Afin d'observer l'ultrastructure de la sensibilité d'insecte, le protocole de préparation d'échantillon de balayage et de transmission d'électron (SEM et TEM, respectivement) ont été présentés dans l'étude. Tween 20 a été ajouté dans le fixatif pour éviter la déformation de l'échantillon dans LA microscopie de fluorescence DE SEM a été utile pour améliorer la précision de tranchage dans TEM.

Résumé

Ce rapport décrit les méthodes de préparation d'échantillon qui scannent et canalysent des observations de microscope électronique, démontrées en préparant des appendices du coléopter de bois, Chlorophorus caragana Xie et Wang (2012), pour les deux types de microscopie électronique. Le protocole de préparation de l'échantillon de microscopie électronique à balayage (SEM) était basé sur la fixation chimique de l'échantillon, la déshydratation dans une série de bains d'éthanol, le séchage et le revêtement par pulvérisation. En ajoutant Tween 20 (Polyoxyethylene sorbitan laurate) au fixatif et à la solution de lavage, la surface du corps d'insecte du scétis boisé a été lavée plus proprement dans SEM. La microscopie électronique de transmission de cette étude (TEM) comprenait une série d'étapes, y compris la fixation, la déshydratation de l'éthanol, l'intégration dans la résine, le positionnement à l'aide de la microscopie à fluorescence, la sectionnement et la coloration. Fixative avec Tween 20 permis pénétrer la paroi du corps d'insecte de colégon boisé plus facilement qu'il ne l'aurait été sans Tween 20, et par la suite de meilleurs tissus fixes et organes dans le corps, ainsi donné des observations électroniques de microscope de transmission claire des ultrastructures de sensilla d'insecte. L'étape suivante de cette préparation a été de déterminer les positions des insectes sensilla dans l'échantillon incorporé dans le bloc de résine en utilisant la microscopie de fluorescence pour augmenter la précision du positionnement sensilla cible. Cette précision de découpe améliorée.

Introduction

La microscopie électronique de balayage est un outil important dans beaucoup d'études de morphologie, que SEM montre des structures de surface1,2. L'attrait de la microscopie électronique de transmission est qu'elle peut être utilisée pour étudier un large éventail de structures biologiques à l'échelle nanométrique, de l'architecture des cellules et de l'ultrastructure des organites à la structure des complexes macromoléculaires et des protéines. TEM montre les structures intérieures3,4,5.

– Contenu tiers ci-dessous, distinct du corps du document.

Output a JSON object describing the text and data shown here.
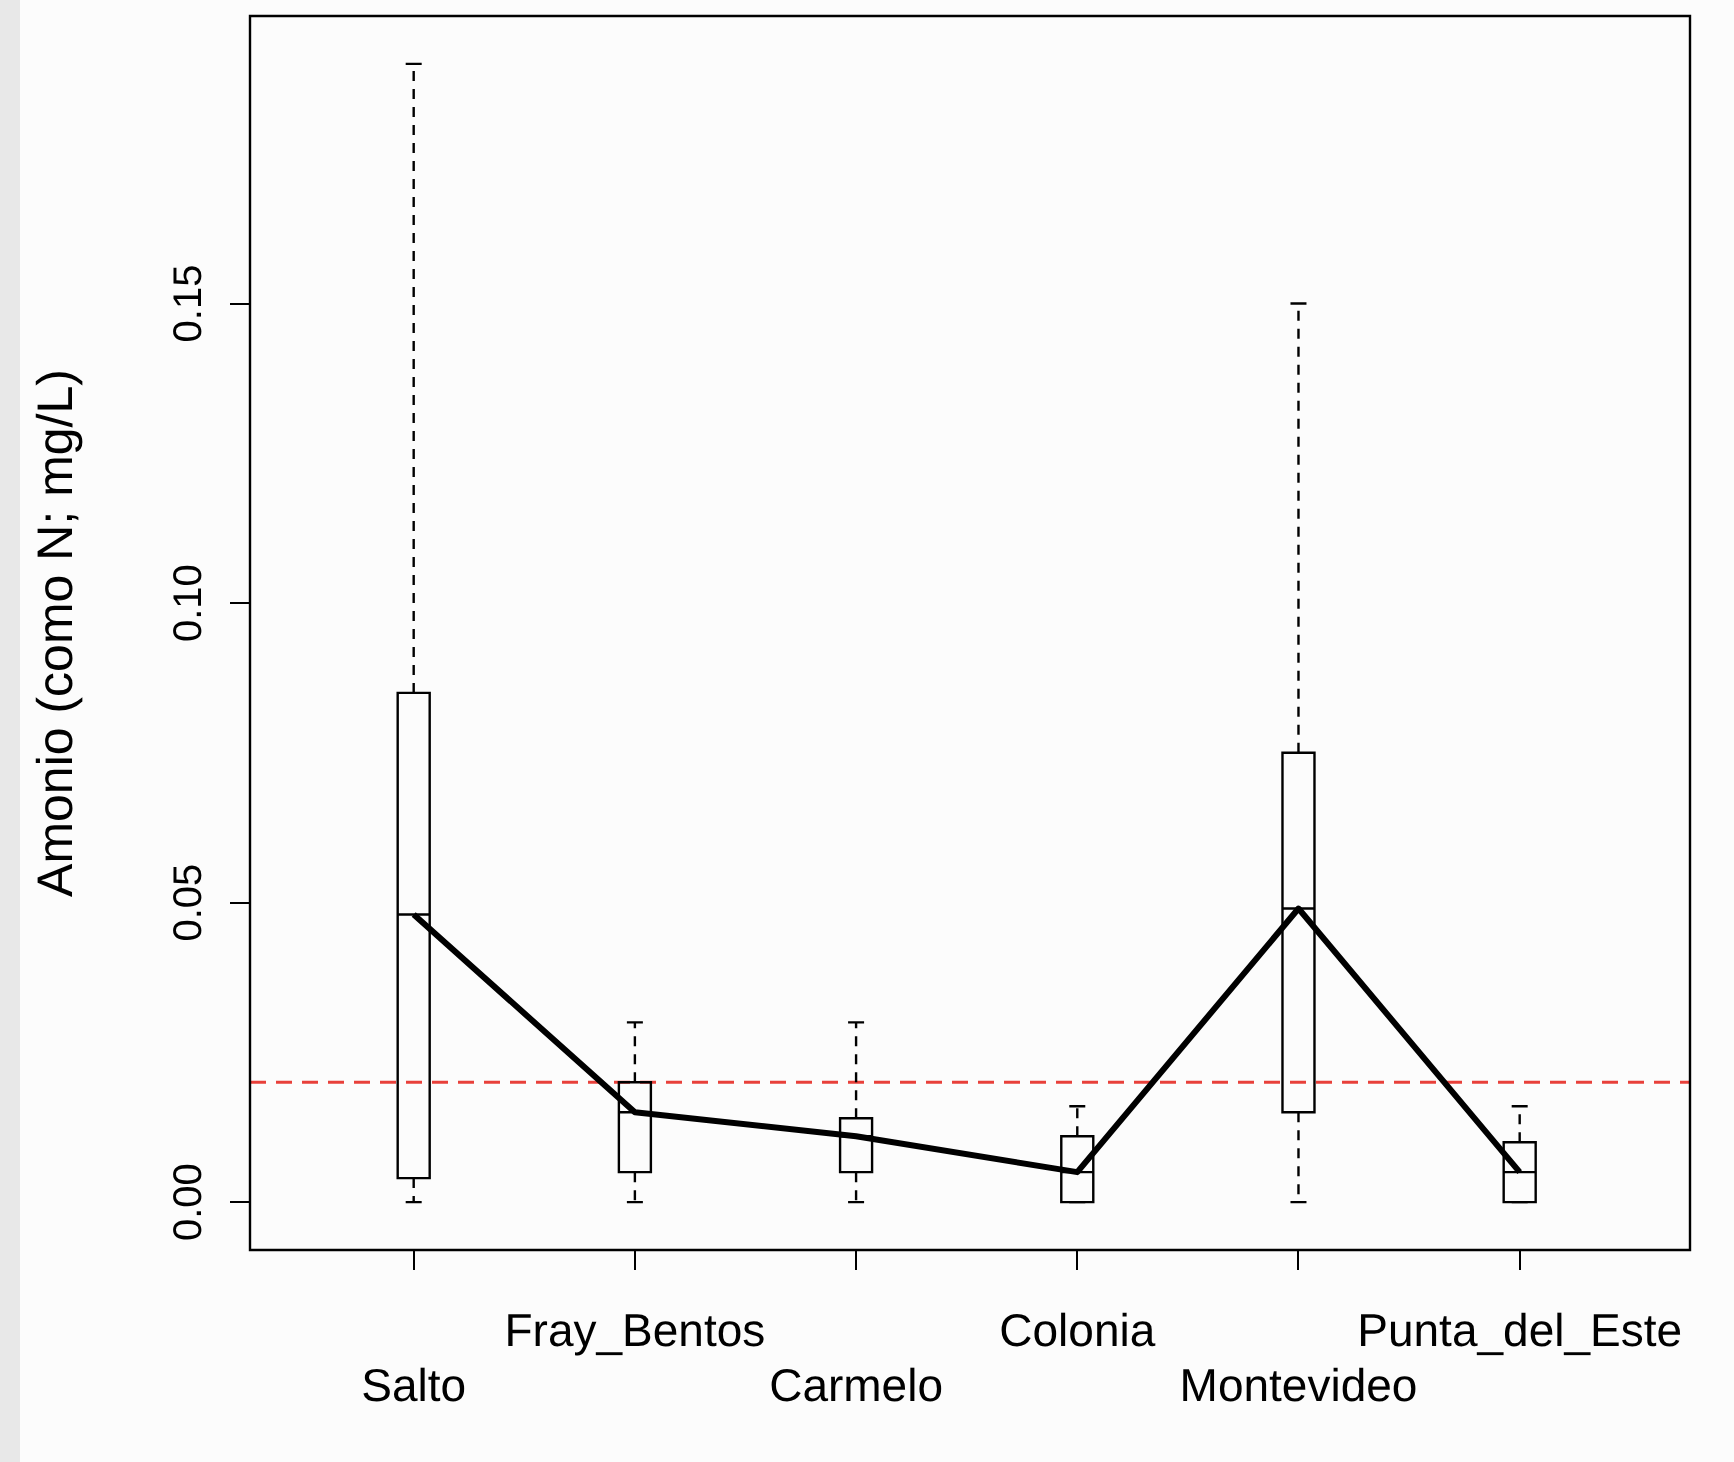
{
  "chart_data": {
    "type": "box",
    "ylabel": "Amonio (como N; mg/L)",
    "categories": [
      "Salto",
      "Fray_Bentos",
      "Carmelo",
      "Colonia",
      "Montevideo",
      "Punta_del_Este"
    ],
    "series": [
      {
        "type": "box",
        "color": "#000000",
        "boxes": [
          {
            "low": 0,
            "q1": 0.004,
            "median": 0.048,
            "q3": 0.085,
            "high": 0.19
          },
          {
            "low": 0,
            "q1": 0.005,
            "median": 0.015,
            "q3": 0.02,
            "high": 0.03
          },
          {
            "low": 0,
            "q1": 0.005,
            "median": 0.011,
            "q3": 0.014,
            "high": 0.03
          },
          {
            "low": 0,
            "q1": 0,
            "median": 0.005,
            "q3": 0.011,
            "high": 0.016
          },
          {
            "low": 0,
            "q1": 0.015,
            "median": 0.049,
            "q3": 0.075,
            "high": 0.15
          },
          {
            "low": 0,
            "q1": 0,
            "median": 0.005,
            "q3": 0.01,
            "high": 0.016
          }
        ]
      },
      {
        "type": "line",
        "color": "#000000",
        "values": [
          0.048,
          0.015,
          0.011,
          0.005,
          0.049,
          0.005
        ]
      }
    ],
    "ylim": [
      -0.008,
      0.198
    ],
    "yticks": [
      {
        "value": 0,
        "label": "0.00"
      },
      {
        "value": 0.05,
        "label": "0.05"
      },
      {
        "value": 0.1,
        "label": "0.10"
      },
      {
        "value": 0.15,
        "label": "0.15"
      }
    ],
    "ref_lines": [
      {
        "axis": "y",
        "value": 0.02,
        "color": "#e8403a",
        "line_style": "dashed"
      }
    ],
    "grid": false,
    "legend": false,
    "marker": "none",
    "line_style": "solid"
  }
}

Le coleoptera est le plus grand groupe d'insectes, comprenant environ 182 familles et 350 000 espèces. La plupart des insectes coleopterans, en particulier le coléoptère du bois, se nourrissent de plantes, dont beaucoup sont d'importants ravageurs des forêts et des arbres fruitiers, causant des dommages dévastateurs aux arbres6. À l'heure actuelle, la population de prévention et de lutte des ravageurs basée sur la théorie de l'écologie chimique a reçu une attention croissante7. Des méthodes efficaces, peu toxiques et exemptes de pollution pour la phéromone sont devenues un moyen efficace8. L'étude de la morphologie sensilla et de l'ultrastructure des insectes est une partie importante de la recherche sur l'écologie chimique des insectes. La microscopie électronique de balayage et de transmission (SEM et TEM, respectivement) sont employées à grand effet pour étudier leur morphologie et anatomie interne. Cependant, pendant la préparation d'échantillons d'insectes pour la microscopie électronique (EM), l'objectivité et l'authenticité du site d'observation peuvent être affectées9. En général, la préparation de l'échantillon SEM des insectes nécessite le nettoyage, la fixation des tissus, la déshydratation, la métathèse, le séchage et le revêtement10. En raison de l'environnement complexe dans lequel vivent les bûcherons, la surface du corps a souvent divers polluants et leurs appendices ont souvent beaucoup de sensibilités fines ou de poils. En particulier, certains bûcherons ne sont pas disponibles dans l'élevage en laboratoire, qui a recueilli directement dans le champ, puis mis dans le liquide de fixation pour assurer la fraîcheur et ensuite lavé dans le laboratoire. Si l'échantillon est d'abord fixé puis lavé, il est évidemment beaucoup plus difficile d'enlever les débris parce que le glutaraldéhyde le fixe fortement à l'échantillon. Tween 20 est un surfactant11,12,13,14, qui joue un rôle important dans le processus de lavage, y compris la réduction de la tension de surface de l'eau et l'amélioration de la mouillabilité de l'eau à la surface de la lessive. Dans cette étude, Tween 20 a été ajouté à la solution de fixation et pbS solution de nettoyage pour réduire la tension de surface du liquide, et d'empêcher la saleté de déposer sur la surface du corps du scétole boisant, ce qui a rendu la surface du corps plus propre dans SEM.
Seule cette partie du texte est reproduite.